Post-crisis technology repricing
Microsoft: scenario setup
Period: 2009-01-02 → latest market close
Methodology
This module posts a scenario request to the existing calculator API, then computes return, drawdown, and annualized volatility from aligned normalized value series for the asset and benchmark.
Live performance metrics update after the page loads. The setup below is fixed and crawlable in the initial HTML.

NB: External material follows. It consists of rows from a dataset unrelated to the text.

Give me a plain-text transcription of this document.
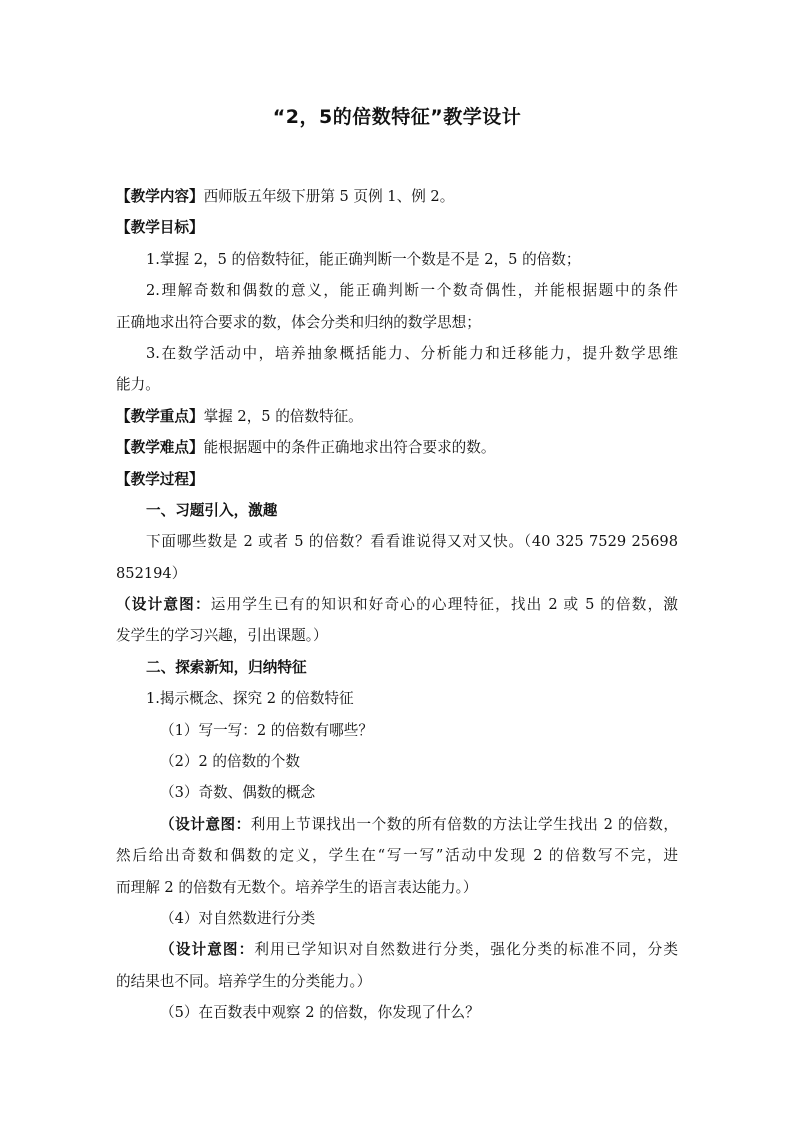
“2，5的倍数特征”教学设计
【教学内容】西师版五年级下册第 5 页例 1、例 2。
【教学目标】
1.掌握 2，5 的倍数特征，能正确判断一个数是不是 2，5 的倍数；
2.理解奇数和偶数的意义，能正确判断一个数奇偶性，并能根据题中的条件
正确地求出符合要求的数，体会分类和归纳的数学思想；
3.在数学活动中，培养抽象概括能力、分析能力和迁移能力，提升数学思维
能力。
【教学重点】掌握 2，5 的倍数特征。
【教学难点】能根据题中的条件正确地求出符合要求的数。
【教学过程】
一、习题引入，激趣
下面哪些数是 2 或者 5 的倍数？看看谁说得又对又快。（40 325 7529 25698
852194）
（设计意图：运用学生已有的知识和好奇心的心理特征，找出 2 或 5 的倍数，激
发学生的学习兴趣，引出课题。）
二、探索新知，归纳特征
1.揭示概念、探究 2 的倍数特征
（1）写一写：2 的倍数有哪些？
（2）2 的倍数的个数
（3）奇数、偶数的概念
（设计意图：利用上节课找出一个数的所有倍数的方法让学生找出 2 的倍数，
然后给出奇数和偶数的定义，学生在“写一写”活动中发现 2 的倍数写不完，进
而理解 2 的倍数有无数个。培养学生的语言表达能力。）
（4）对自然数进行分类
（设计意图：利用已学知识对自然数进行分类，强化分类的标准不同，分类
的结果也不同。培养学生的分类能力。）
（5）在百数表中观察 2 的倍数，你发现了什么？
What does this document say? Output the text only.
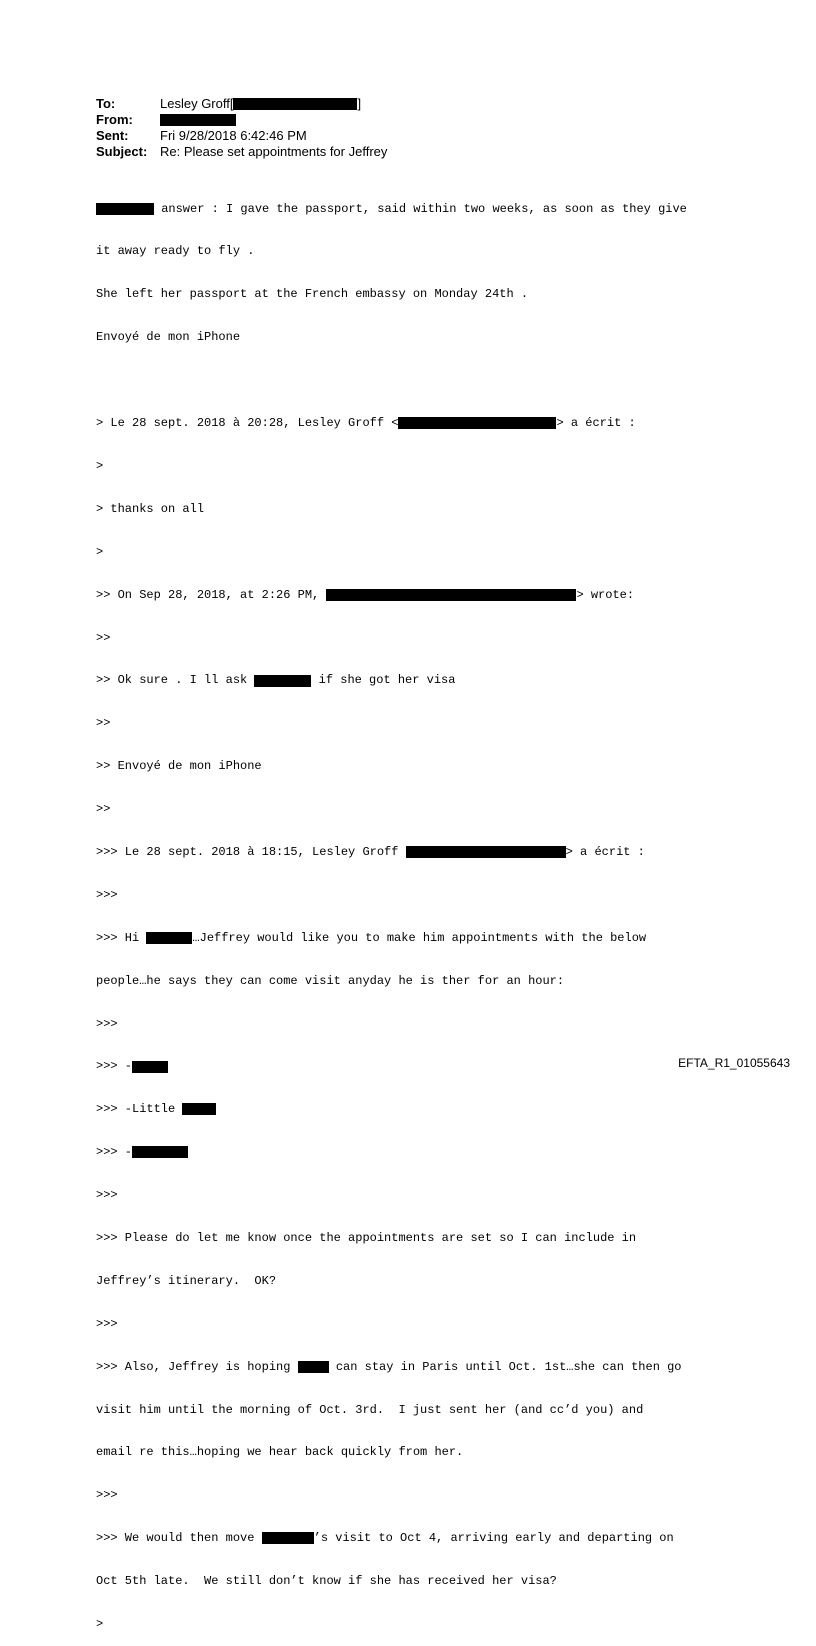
To:	Lesley Groff[	]
From:
Sent:	Fri 9/28/2018 6:42:46 PM
Subject: Re: Please set appointments for Jeffrey

answer : I gave the passport, said within two weeks, as soon as they give

it away ready to fly .

She left her passport at the French embassy on Monday 24th .

Envoyé de mon iPhone

> Le 28 sept. 2018 à 20:28, Lesley Groff <	> a écrit :

>

> thanks on all

>

>> On Sep 28, 2018, at 2:26 PM,	> wrote:

>>

>> Ok sure . I ll ask	if she got her visa

>>

>> Envoyé de mon iPhone

>>

>>> Le 28 sept. 2018 à 18:15, Lesley Groff	> a écrit :

>>>

>>> Hi	…Jeffrey would like you to make him appointments with the below

people…he says they can come visit anyday he is ther for an hour:

>>>

>>> -

>>> -Little

>>> -

>>>

>>> Please do let me know once the appointments are set so I can include in

Jeffrey’s itinerary.  OK?

>>>

>>> Also, Jeffrey is hoping	can stay in Paris until Oct. 1st…she can then go

visit him until the morning of Oct. 3rd.  I just sent her (and cc’d you) and

email re this…hoping we hear back quickly from her.

>>>

>>> We would then move	’s visit to Oct 4, arriving early and departing on

Oct 5th late.  We still don’t know if she has received her visa?

>

EFTA_R1_01055643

Why 2009 is a distinct Microsoft baseline
A 2009 Microsoft baseline captures a macro reset period where investors reassessed quality, growth durability, and valuation after systemic stress. The decision context involved balancing concentration in a large technology incumbent against diversified broad-market exposure with less company-specific execution dependency.

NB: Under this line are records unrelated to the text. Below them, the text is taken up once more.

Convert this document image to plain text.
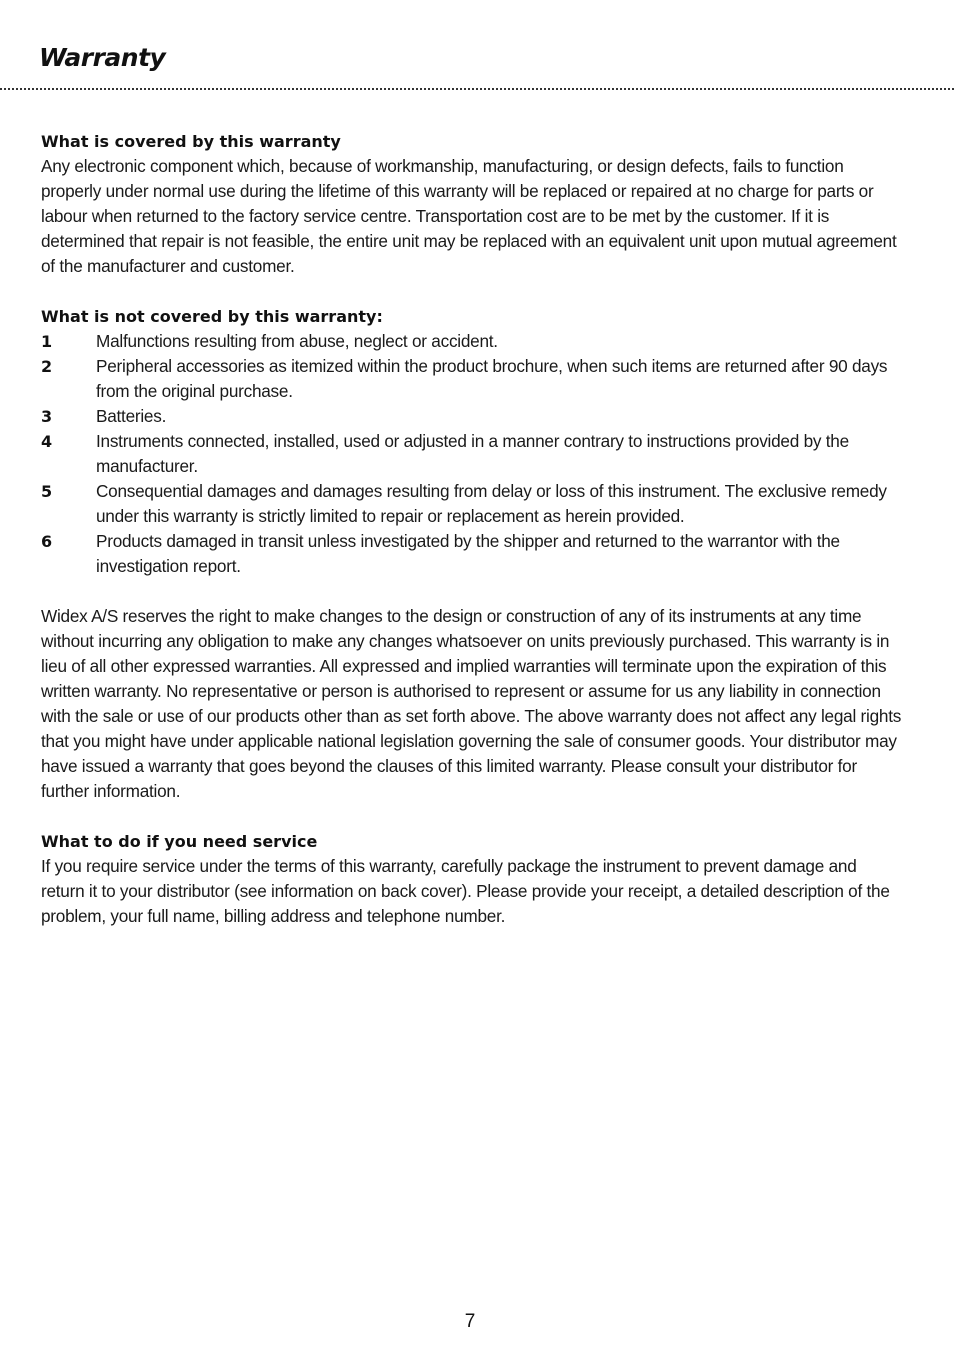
Warranty
What is covered by this warranty

Any electronic component which, because of workmanship, manufacturing, or design defects, fails to function properly under normal use during the lifetime of this warranty will be replaced or repaired at no charge for parts or labour when returned to the factory service centre. Transportation cost are to be met by the customer. If it is determined that repair is not feasible, the entire unit may be replaced with an equivalent unit upon mutual agreement of the manufacturer and customer.

What is not covered by this warranty:
1	Malfunctions resulting from abuse, neglect or accident.
2	Peripheral accessories as itemized within the product brochure, when such items are returned after 90 days from the original purchase.
3	Batteries.
4	Instruments connected, installed, used or adjusted in a manner contrary to instructions provided by the manufacturer.
5	Consequential damages and damages resulting from delay or loss of this instrument. The exclusive remedy under this warranty is strictly limited to repair or replacement as herein provided.
6	Products damaged in transit unless investigated by the shipper and returned to the warrantor with the investigation report.

Widex A/S reserves the right to make changes to the design or construction of any of its instruments at any time without incurring any obligation to make any changes whatsoever on units previously purchased. This warranty is in lieu of all other expressed warranties. All expressed and implied warranties will terminate upon the expiration of this written warranty. No representative or person is authorised to represent or assume for us any liability in connection with the sale or use of our products other than as set forth above. The above warranty does not affect any legal rights that you might have under applicable national legislation governing the sale of consumer goods. Your distributor may have issued a warranty that goes beyond the clauses of this limited warranty. Please consult your distributor for further information.

What to do if you need service

If you require service under the terms of this warranty, carefully package the instrument to prevent damage and return it to your distributor (see information on back cover). Please provide your receipt, a detailed description of the problem, your full name, billing address and telephone number.

7
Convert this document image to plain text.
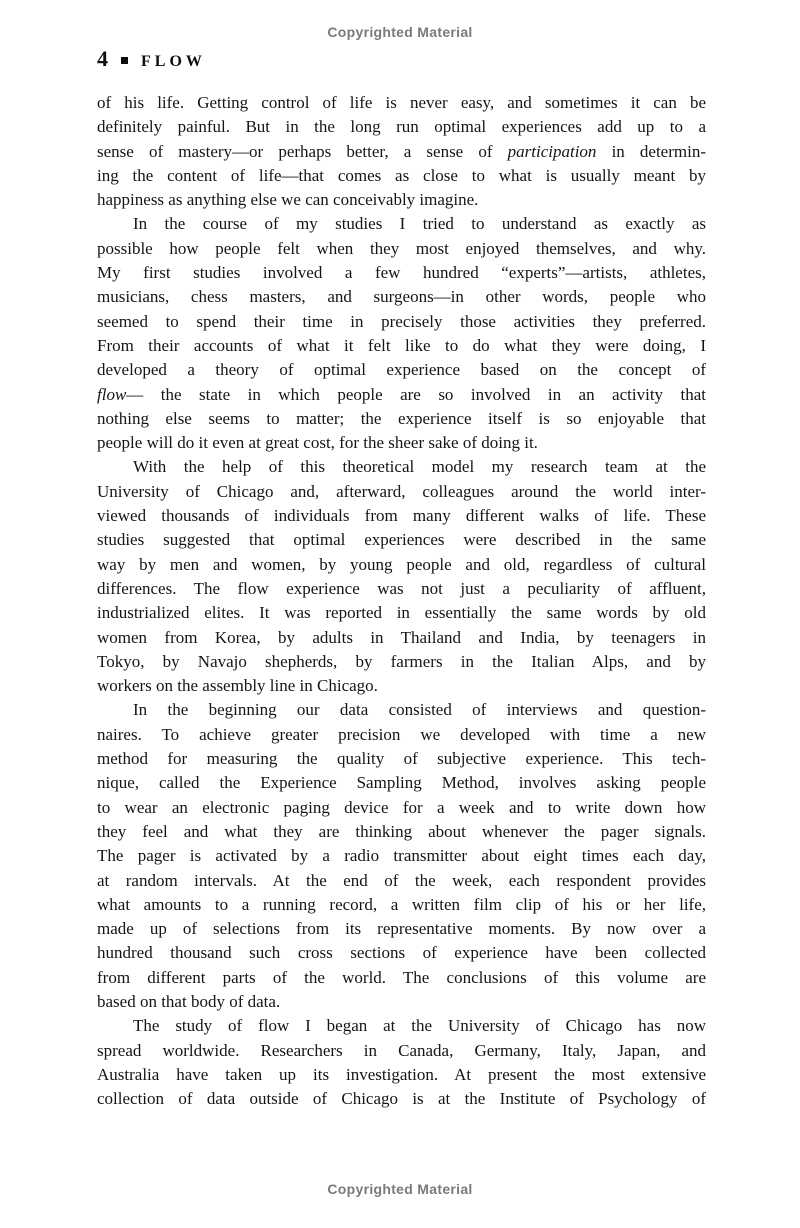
Copyrighted Material
4 FLOW
of his life. Getting control of life is never easy, and sometimes it can be
definitely painful. But in the long run optimal experiences add up to a
sense of mastery—or perhaps better, a sense of participation in determin-
ing the content of life—that comes as close to what is usually meant by
happiness as anything else we can conceivably imagine.
In the course of my studies I tried to understand as exactly as
possible how people felt when they most enjoyed themselves, and why.
My first studies involved a few hundred “experts”—artists, athletes,
musicians, chess masters, and surgeons—in other words, people who
seemed to spend their time in precisely those activities they preferred.
From their accounts of what it felt like to do what they were doing, I
developed a theory of optimal experience based on the concept of
flow— the state in which people are so involved in an activity that
nothing else seems to matter; the experience itself is so enjoyable that
people will do it even at great cost, for the sheer sake of doing it.
With the help of this theoretical model my research team at the
University of Chicago and, afterward, colleagues around the world inter-
viewed thousands of individuals from many different walks of life. These
studies suggested that optimal experiences were described in the same
way by men and women, by young people and old, regardless of cultural
differences. The flow experience was not just a peculiarity of affluent,
industrialized elites. It was reported in essentially the same words by old
women from Korea, by adults in Thailand and India, by teenagers in
Tokyo, by Navajo shepherds, by farmers in the Italian Alps, and by
workers on the assembly line in Chicago.
In the beginning our data consisted of interviews and question-
naires. To achieve greater precision we developed with time a new
method for measuring the quality of subjective experience. This tech-
nique, called the Experience Sampling Method, involves asking people
to wear an electronic paging device for a week and to write down how
they feel and what they are thinking about whenever the pager signals.
The pager is activated by a radio transmitter about eight times each day,
at random intervals. At the end of the week, each respondent provides
what amounts to a running record, a written film clip of his or her life,
made up of selections from its representative moments. By now over a
hundred thousand such cross sections of experience have been collected
from different parts of the world. The conclusions of this volume are
based on that body of data.
The study of flow I began at the University of Chicago has now
spread worldwide. Researchers in Canada, Germany, Italy, Japan, and
Australia have taken up its investigation. At present the most extensive
collection of data outside of Chicago is at the Institute of Psychology of
Copyrighted Material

Starting in 2009 creates a distinct lens from later cloud-era narratives by anchoring the scenario in an earlier valuation and macro regime. It helps evaluate whether concentrated conviction delivered enough benchmark-relative benefit through changing strategic and market conditions.
Microsoft outcomes reflected enterprise franchise durability, platform integration, capital discipline, and evolving growth engines over time. The path included phases where business quality was recognized gradually, illustrating how long-run compounding can depend on both execution and changing investor perception.
S&P 500 benchmark opportunity cost
The S&P 500 remains the practical opportunity-cost baseline for diversified U.S. equity ownership. Relative analysis against this benchmark helps measure whether concentration in Microsoft added sufficient value after accounting for stock-specific volatility and thesis concentration.
Since 2009, Microsoft expanded strategic relevance across software and infrastructure while market valuation frameworks shifted with rates, growth expectations, and risk appetite. These transitions explain why performance unfolded in regimes and why entry context materially influenced investor experience.
Path volatility and interpretation limits
Even high-quality incumbents can face valuation compression, sentiment drift, and macro shocks. A realistic scenario read should weigh drawdowns and volatility as core constraints, since endpoint return gaps alone do not represent the behavioral difficulty of concentrated holding through full cycles.
This deterministic page excludes taxes, fees, contribution schedules, and account-policy constraints. Use it as a historical process and opportunity-cost tool under fixed assumptions, not as a direct recommendation for present-day allocation decisions.
Frequently asked questions
How does this differ from Microsoft 2012?
The 2009 baseline starts in a different macro and valuation regime, which changes path behavior and benchmark-relative interpretation.
Is this scenario predictive?
No. It is a deterministic historical comparison for educational process analysis, not a forecast of future returns.